At the exhibition will feature the works of 20 Israeli and 18 Hungarian artists with the participation of three Israeli and three Hungarian curators. The exhibition presents traditional and alternative, contemporary interpretations of landscape depiction, from plein-air painting to symbolic expressions. The works presented in thematic groups reflect each other and create a comprehensive, contemporary art landscape, Attila Turi – MMA president explained Q.: “The opportunity to show the power of art in this way, despite the depressing events, strengthens the connection between the culturally diverse Jerusalem and the city’s supportive community around the world.”
“The request to implement the exhibition came in a terrible situation, it was clear that we had to make this gesture,” said Lajos Kemecsi – director general of the Museum of Ethnography and added Q.:  The institution is no stranger to hosting such an exhibition, a contemporary exhibition can still be seen in the museum.  The short deadline was a challenge, but it proved the preparedness and willingness to cooperate.  László Koppány Csáji director of the MMA’s Art Theory and Methodological Research Institute, recalled that at the beginning of November, when the invitation arrived, it seemed almost impossible to create an international exhibition of this weight.
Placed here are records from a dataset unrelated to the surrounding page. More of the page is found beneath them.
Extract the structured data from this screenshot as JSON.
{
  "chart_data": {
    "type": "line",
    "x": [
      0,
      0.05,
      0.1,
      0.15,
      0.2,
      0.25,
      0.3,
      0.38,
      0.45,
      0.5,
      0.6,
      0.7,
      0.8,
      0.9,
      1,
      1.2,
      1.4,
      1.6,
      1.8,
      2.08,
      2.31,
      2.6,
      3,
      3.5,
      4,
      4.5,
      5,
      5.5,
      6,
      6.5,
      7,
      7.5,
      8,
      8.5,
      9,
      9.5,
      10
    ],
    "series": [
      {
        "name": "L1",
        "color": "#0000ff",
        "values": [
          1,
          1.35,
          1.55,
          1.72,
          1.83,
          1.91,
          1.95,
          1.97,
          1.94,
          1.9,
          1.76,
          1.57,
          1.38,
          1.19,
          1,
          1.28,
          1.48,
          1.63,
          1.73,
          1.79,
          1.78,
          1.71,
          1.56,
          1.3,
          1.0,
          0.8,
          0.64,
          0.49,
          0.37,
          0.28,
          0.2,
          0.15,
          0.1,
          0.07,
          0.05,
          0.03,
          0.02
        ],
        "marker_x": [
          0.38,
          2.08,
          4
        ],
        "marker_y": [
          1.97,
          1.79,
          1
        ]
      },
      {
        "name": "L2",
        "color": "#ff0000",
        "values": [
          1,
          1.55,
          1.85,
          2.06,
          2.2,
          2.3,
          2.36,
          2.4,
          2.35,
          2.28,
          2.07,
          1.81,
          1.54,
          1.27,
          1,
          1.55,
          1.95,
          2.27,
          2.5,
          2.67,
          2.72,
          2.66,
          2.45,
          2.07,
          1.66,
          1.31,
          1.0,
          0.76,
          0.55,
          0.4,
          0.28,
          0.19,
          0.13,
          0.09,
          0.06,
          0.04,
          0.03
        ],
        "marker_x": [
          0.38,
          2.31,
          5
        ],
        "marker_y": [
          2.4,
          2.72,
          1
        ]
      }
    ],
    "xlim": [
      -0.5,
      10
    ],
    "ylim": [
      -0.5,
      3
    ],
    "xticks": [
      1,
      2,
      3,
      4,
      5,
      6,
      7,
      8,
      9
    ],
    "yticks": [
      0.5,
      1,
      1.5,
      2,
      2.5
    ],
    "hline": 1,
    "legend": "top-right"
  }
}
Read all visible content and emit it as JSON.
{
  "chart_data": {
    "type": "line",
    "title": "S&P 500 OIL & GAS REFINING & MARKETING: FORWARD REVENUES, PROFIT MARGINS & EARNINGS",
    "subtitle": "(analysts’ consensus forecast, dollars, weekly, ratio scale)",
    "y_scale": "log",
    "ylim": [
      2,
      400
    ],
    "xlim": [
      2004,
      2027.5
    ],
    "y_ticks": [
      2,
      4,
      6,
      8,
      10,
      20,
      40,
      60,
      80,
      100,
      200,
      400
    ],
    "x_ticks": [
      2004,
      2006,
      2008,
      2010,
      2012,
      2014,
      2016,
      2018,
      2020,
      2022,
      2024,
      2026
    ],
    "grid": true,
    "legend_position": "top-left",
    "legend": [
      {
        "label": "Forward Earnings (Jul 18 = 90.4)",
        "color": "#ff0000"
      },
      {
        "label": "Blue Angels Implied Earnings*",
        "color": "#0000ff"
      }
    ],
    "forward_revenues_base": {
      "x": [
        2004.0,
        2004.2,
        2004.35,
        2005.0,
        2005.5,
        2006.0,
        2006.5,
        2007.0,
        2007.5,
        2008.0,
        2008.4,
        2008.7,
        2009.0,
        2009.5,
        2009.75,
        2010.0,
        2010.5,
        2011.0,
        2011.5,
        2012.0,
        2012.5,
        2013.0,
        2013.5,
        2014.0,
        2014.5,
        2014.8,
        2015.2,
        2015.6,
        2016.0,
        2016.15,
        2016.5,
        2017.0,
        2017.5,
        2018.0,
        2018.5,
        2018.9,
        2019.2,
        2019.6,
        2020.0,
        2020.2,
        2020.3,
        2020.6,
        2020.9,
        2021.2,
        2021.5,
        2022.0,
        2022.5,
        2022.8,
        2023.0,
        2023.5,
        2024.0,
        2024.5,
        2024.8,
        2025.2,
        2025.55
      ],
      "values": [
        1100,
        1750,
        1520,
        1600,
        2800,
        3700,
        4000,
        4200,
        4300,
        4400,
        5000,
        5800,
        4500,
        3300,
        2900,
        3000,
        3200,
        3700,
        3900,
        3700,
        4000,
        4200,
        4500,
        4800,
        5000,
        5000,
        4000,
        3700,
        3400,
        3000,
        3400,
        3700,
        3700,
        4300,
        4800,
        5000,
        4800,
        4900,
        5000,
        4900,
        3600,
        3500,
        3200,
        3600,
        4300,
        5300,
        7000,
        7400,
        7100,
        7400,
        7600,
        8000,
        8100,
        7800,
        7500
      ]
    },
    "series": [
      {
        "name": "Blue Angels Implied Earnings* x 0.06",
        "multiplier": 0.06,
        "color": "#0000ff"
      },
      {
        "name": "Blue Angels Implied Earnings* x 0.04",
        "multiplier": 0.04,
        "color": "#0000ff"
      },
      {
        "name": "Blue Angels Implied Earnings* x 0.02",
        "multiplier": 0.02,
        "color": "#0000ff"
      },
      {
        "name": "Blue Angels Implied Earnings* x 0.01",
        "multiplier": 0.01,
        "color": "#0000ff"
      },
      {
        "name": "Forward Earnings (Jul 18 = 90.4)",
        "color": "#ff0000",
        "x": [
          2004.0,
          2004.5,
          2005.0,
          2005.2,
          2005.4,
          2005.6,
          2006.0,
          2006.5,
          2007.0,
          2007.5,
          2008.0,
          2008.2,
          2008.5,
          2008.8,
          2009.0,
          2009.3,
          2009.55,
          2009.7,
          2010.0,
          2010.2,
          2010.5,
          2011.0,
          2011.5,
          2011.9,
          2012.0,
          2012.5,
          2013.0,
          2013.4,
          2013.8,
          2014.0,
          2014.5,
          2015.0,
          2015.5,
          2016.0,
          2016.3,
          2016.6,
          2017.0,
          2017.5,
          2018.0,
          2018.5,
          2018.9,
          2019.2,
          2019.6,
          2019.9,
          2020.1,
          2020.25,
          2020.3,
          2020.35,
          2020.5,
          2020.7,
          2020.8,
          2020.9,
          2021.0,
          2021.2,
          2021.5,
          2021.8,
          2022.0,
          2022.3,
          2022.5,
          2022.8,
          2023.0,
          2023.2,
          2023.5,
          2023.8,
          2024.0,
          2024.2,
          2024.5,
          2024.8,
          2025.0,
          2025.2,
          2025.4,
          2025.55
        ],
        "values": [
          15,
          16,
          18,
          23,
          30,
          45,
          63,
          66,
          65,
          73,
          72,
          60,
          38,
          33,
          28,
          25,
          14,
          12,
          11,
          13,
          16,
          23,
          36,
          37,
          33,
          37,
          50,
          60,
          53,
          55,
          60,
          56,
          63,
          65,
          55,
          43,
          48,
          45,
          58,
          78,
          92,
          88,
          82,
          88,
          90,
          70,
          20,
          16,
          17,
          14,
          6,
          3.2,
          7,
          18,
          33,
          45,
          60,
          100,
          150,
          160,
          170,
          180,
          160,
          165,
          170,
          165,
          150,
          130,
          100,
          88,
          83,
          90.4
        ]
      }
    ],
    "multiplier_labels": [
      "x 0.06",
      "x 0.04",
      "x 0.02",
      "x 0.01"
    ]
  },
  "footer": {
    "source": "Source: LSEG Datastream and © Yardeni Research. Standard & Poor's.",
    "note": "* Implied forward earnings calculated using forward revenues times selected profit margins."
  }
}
With the exhibition, we express our solidarity and connect Israeli art with Hungarian art, said the director. He pointed out that the works of art displayed in the 800 square meter space of the Ethnographic Museum reflect to each other.
Curator Vera Pilpoul from Italy, who organized the exhibition “Behind the Mask” in the small town of Casale Monferrato – Italy, signed in online at the press conference. She said: the theme of the accepted exhibition was the Book of Esther, and Israeli and Italian artists presented themselves. The large-scale works had to be reproduced on site, alongside the contemporary works, the ancient Scroll of Esther was also visible, added the curator.
Tibor Munkácsy Award-winning painter Iski Kocsis, one of the curators and director of the Budapest exhibition, spoke about how the Israeli and Hungarian works can be seen in 5 thematic groups in Budapest, reflecting on the landscape, the land, the homeland. The exhibited works include oil paintings, large-scale drawings and photography. The Hungarian artists included young people and several Kossuth Prize winners, he said. Among other things, the thematic groups are built around the dystopian landscape, landscape as environment and home, the relationship between landscape and man, and landscape and ecological thinking. The curator also said that the title of the original project, which was not realized in Jerusalem, was Landscape, Landscape, Landscape.

In addition to Tibor Iski Kocsis, the curators of the exhibition were Nehemja Boáz, Ofer Kahana, Victor Rjabkin and Avi Róth.